English words are always expanding and contain many ambiguities, for example, 'fish' can be a noun or a verb, depending on the context. However, with closed-class words, such as determiner and to-infinitive, 'a fish' is a noun and 'to fish' is a verb. Closed-class words are mainly used for grammatical functions and are very limited in number, so I thought maybe I can improve NLTK's POS tagging and chunking with them.
In the notebook, using some examples from linguistic books, I have examined and improved on the chunking of:
- Compound nouns (bus stop)
- All tenses and their passives
- Yes/no question (questions with do, have)
- Pronouns (words that can replace noun like he, she, what)
- Adjective phrases (very cool)
- Possessive -s (Cat's paw)
- Determiners (this, that, a, an)
- Prepositions (above, on top of)
- Quantifiers (many, a lot of)
- Modal auxilaries (can, might, will)
- To as preposition vs. to as infivitive (to school, to eat)

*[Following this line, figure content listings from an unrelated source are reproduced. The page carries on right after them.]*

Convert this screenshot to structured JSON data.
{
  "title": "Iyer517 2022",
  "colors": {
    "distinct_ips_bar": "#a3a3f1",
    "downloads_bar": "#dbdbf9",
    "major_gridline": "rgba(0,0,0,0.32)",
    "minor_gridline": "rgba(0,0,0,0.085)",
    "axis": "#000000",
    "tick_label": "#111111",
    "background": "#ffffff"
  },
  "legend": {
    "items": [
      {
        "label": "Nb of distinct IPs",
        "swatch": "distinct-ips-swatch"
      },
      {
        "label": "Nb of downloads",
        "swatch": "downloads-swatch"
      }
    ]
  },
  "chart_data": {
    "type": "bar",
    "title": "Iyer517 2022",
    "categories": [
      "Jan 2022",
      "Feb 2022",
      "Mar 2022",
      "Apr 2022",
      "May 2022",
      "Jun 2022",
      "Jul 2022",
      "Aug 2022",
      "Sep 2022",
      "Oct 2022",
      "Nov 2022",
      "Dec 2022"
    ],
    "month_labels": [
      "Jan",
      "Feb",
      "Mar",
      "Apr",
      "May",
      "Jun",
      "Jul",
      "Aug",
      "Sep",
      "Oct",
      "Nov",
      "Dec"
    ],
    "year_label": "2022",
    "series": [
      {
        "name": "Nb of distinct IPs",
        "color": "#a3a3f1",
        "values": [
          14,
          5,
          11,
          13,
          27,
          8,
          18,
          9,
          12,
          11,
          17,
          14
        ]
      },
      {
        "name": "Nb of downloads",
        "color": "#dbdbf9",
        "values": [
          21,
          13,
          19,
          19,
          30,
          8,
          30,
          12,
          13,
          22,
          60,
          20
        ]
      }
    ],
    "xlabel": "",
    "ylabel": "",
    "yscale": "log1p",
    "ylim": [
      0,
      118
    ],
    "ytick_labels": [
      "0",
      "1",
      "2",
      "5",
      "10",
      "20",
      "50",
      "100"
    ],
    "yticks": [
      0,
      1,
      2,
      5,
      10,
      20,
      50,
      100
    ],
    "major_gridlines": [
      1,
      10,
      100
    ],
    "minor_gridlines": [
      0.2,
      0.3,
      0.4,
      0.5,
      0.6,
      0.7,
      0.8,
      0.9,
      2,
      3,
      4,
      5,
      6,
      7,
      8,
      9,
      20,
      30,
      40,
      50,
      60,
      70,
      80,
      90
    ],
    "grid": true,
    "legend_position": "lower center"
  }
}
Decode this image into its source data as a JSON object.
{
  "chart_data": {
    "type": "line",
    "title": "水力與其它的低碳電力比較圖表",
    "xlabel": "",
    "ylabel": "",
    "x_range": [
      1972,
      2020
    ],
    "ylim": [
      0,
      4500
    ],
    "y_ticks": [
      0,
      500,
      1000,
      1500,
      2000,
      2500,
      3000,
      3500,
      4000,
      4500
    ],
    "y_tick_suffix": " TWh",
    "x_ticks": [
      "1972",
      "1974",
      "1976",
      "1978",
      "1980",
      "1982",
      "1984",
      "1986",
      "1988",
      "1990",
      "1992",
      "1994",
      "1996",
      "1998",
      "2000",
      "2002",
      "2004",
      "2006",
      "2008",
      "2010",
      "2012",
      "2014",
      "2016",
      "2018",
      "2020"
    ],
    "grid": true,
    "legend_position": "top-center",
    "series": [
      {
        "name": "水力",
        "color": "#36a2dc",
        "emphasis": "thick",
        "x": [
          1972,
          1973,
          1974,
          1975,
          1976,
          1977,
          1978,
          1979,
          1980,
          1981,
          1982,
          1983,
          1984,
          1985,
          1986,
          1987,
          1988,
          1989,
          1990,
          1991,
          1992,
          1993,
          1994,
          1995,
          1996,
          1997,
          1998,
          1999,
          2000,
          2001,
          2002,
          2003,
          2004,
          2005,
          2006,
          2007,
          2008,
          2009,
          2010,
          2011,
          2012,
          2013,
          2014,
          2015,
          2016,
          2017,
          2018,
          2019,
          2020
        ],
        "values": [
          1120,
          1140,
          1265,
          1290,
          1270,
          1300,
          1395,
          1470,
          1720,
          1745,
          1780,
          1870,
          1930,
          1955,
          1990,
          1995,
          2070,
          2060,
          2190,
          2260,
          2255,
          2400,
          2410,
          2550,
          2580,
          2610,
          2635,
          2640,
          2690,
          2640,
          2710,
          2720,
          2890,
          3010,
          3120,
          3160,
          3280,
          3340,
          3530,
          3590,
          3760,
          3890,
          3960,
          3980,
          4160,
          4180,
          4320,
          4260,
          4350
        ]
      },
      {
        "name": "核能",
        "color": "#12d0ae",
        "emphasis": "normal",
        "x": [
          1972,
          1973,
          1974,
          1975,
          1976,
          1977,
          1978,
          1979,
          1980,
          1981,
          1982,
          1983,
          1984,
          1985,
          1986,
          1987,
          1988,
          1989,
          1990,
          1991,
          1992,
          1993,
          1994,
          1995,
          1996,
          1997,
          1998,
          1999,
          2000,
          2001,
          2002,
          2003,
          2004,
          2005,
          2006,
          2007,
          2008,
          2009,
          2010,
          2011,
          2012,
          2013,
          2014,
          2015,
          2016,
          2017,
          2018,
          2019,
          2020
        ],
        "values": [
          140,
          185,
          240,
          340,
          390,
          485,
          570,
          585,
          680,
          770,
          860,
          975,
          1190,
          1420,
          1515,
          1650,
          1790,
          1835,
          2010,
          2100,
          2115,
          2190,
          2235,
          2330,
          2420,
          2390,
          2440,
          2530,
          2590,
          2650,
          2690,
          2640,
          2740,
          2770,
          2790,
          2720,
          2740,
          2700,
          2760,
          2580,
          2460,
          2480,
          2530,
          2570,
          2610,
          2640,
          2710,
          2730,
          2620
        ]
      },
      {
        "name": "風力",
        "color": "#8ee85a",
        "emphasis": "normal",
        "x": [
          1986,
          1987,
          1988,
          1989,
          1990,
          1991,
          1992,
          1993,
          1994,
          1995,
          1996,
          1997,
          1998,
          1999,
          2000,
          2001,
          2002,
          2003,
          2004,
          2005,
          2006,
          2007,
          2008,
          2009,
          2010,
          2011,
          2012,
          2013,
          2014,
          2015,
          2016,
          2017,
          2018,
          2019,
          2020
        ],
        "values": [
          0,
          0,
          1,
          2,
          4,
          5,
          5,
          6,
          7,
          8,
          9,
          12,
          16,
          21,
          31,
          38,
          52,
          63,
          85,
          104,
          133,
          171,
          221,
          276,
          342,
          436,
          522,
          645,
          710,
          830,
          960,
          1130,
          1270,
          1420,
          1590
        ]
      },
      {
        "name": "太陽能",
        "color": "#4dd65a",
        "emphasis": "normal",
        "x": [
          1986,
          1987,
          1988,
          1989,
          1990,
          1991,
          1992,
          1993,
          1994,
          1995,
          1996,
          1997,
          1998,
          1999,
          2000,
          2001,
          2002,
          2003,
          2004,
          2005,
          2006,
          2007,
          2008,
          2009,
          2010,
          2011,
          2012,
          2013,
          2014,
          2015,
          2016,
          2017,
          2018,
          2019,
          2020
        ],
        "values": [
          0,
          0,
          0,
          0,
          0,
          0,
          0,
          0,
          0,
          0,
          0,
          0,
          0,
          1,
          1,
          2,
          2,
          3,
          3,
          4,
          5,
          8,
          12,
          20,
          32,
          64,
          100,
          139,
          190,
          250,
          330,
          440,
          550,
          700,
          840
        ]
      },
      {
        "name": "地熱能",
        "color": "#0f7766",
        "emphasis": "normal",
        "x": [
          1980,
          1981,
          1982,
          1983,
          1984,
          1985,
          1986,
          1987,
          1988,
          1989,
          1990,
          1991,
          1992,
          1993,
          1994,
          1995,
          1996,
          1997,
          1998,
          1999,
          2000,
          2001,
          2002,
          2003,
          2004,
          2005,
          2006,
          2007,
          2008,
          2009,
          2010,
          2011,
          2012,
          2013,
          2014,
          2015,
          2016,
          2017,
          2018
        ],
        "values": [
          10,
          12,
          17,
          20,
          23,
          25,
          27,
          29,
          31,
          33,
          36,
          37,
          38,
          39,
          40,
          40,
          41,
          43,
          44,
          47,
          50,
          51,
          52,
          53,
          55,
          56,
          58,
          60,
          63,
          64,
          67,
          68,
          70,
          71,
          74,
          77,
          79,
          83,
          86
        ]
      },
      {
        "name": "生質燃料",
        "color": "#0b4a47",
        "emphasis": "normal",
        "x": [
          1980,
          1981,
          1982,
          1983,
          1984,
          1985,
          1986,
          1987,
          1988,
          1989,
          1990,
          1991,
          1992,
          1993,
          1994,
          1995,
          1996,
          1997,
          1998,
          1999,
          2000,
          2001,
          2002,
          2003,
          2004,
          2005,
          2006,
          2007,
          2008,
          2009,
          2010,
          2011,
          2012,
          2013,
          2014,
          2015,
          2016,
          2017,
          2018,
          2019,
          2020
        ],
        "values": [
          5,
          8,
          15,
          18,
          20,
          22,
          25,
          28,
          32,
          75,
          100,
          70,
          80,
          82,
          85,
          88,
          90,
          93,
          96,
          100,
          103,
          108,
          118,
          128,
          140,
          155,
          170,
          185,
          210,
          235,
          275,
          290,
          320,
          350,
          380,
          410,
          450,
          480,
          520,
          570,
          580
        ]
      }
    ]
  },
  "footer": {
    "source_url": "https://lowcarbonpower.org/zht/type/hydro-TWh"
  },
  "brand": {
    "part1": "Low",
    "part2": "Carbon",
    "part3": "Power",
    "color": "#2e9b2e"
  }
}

- Phrasal verb (move on, clean off)
- Noun phrases (his eyes, the big cat)
I have also proposed the use of more than 2 chunkers on a sentence when rules in the first chunker have internal conflict. For example, "He turned in his homework" can be chunked as "turned in" (phrasal verb = verb + preposition) or "in his homework" (prepositional phrase (prepositional phrase = preposition + noun phrase)). There will be internal conflict if both rules are set in the same chunker, so having 2 chunkers can mitigate such ambiguities.
In addition, I also came up with the method of directly changing the result of POS tagging to 'force' certain desired result in chunking. For example, somehow adding pronoun (PRP$) to chunking grammar rule does not work. I wanted pronouns such as "my" to be considered as a noun phrase, so I just 'forcefully' change its pos to determiner (DT) in the list of dictionary, which then led to pronoun "my friend" being chunked as a noun phrase, as I wanted. I did something similar to multi-word prepositions, such as in front of, by changing 'front' from a noun to a preposition. Thus, in, front and of are all prepositions, leading to the phrase being chunked as a prepositional phrase, as per specified in my grammar rule.